Sometimes I feel like a wonderful mother. Sometimes I feel like an hysterical knit-wit who doesn't even know how to garner the cooperation of someone 1/3 of her size. And sometimes I feel like I'm insane for getting frustrated and saying to my husband (as we all do, I suppose?) "Here. Here's your child. Now you deal with him!"

Somehow it's the collision of all these feelings that gave me some moment of clarity today. That, and the fact that, suddenly, my little guy is saying things like, "Hey mama! Come here! I have an idea!" and wanting to have his hands cleaned and even eating gasp! stir-fried chicken and vegetables over rice at the table and trying bamboo shoots and liking them. "Bamboo! Bamboo! Bamboo!"

Yet for all the progress today held, I still must type with the strains of evening protest in the background (doesn't want diaper on, doesn't want this set of pyjamas, wants those pyjamas) which makes me so annoyed and yet amused. Seargent Murphy, we have a problem indeed. Come in immediately!

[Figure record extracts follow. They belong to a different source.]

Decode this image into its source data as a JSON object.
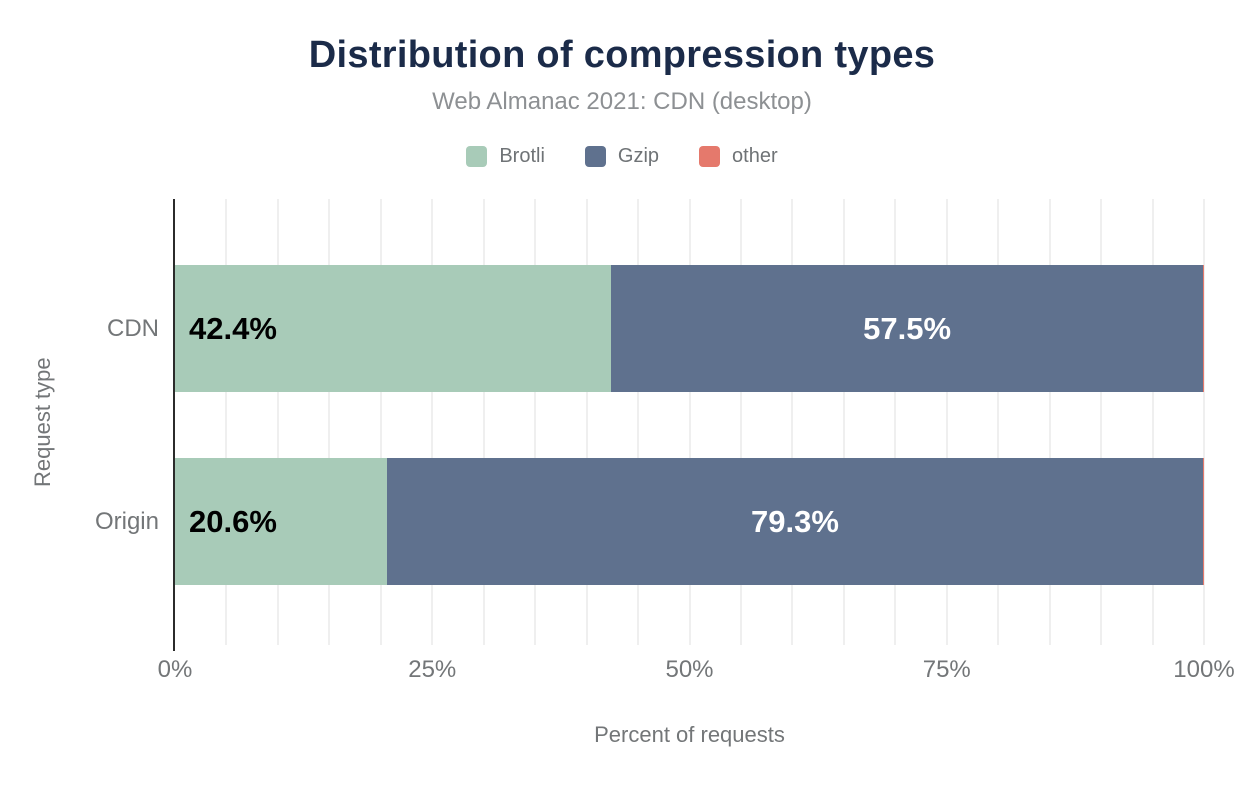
{
  "header": {
    "title": "Distribution of compression types",
    "subtitle": "Web Almanac 2021: CDN (desktop)"
  },
  "colors": {
    "title_text": "#1b2b49",
    "muted_text": "#737678",
    "axis_line": "#2b2b2b",
    "gridline": "#efefef",
    "brotli": "#a8cbb8",
    "gzip": "#5f718e",
    "other": "#e5796c"
  },
  "chart_data": {
    "type": "bar",
    "orientation": "horizontal",
    "stacked": true,
    "title": "Distribution of compression types",
    "subtitle": "Web Almanac 2021: CDN (desktop)",
    "xlabel": "Percent of requests",
    "ylabel": "Request type",
    "categories": [
      "CDN",
      "Origin"
    ],
    "series": [
      {
        "name": "Brotli",
        "color": "#a8cbb8",
        "values": [
          42.4,
          20.6
        ],
        "label_color": "#000000",
        "label_align": "start"
      },
      {
        "name": "Gzip",
        "color": "#5f718e",
        "values": [
          57.5,
          79.3
        ],
        "label_color": "#ffffff",
        "label_align": "center"
      },
      {
        "name": "other",
        "color": "#e5796c",
        "values": [
          0.1,
          0.1
        ],
        "label_color": "#ffffff",
        "label_align": "center"
      }
    ],
    "data_labels": [
      [
        "42.4%",
        "57.5%"
      ],
      [
        "20.6%",
        "79.3%"
      ]
    ],
    "x_ticks": [
      {
        "label": "0%",
        "value": 0
      },
      {
        "label": "25%",
        "value": 25
      },
      {
        "label": "50%",
        "value": 50
      },
      {
        "label": "75%",
        "value": 75
      },
      {
        "label": "100%",
        "value": 100
      }
    ],
    "xlim": [
      0,
      100
    ],
    "grid_interval": 5,
    "grid": true,
    "legend_position": "top",
    "legend": [
      "Brotli",
      "Gzip",
      "other"
    ]
  }
}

Thursday, February 14, 2008

Thursday, January 31, 2008


My husband is an inspiration. He has figured out how to play the national anthem on our electric toothbrush-- simply by by varying how open or closed he has his mouth.

He is also the source of the following little ditty we sing to our son at toothbrushing time. Sung to the tune of "Take me out to the ballgame":

Take me out to the bathroom

Take me out to the sink
Bring me a toothbrush and some toothpaste
I don't care if the paste goes to waste
Let me brush my molars and canines

If they're not clean it's a shame

For it's one, two, three strikes you're out

At the toothbrush game!

Something makes me think that, aside from science, he has multiple callings in life.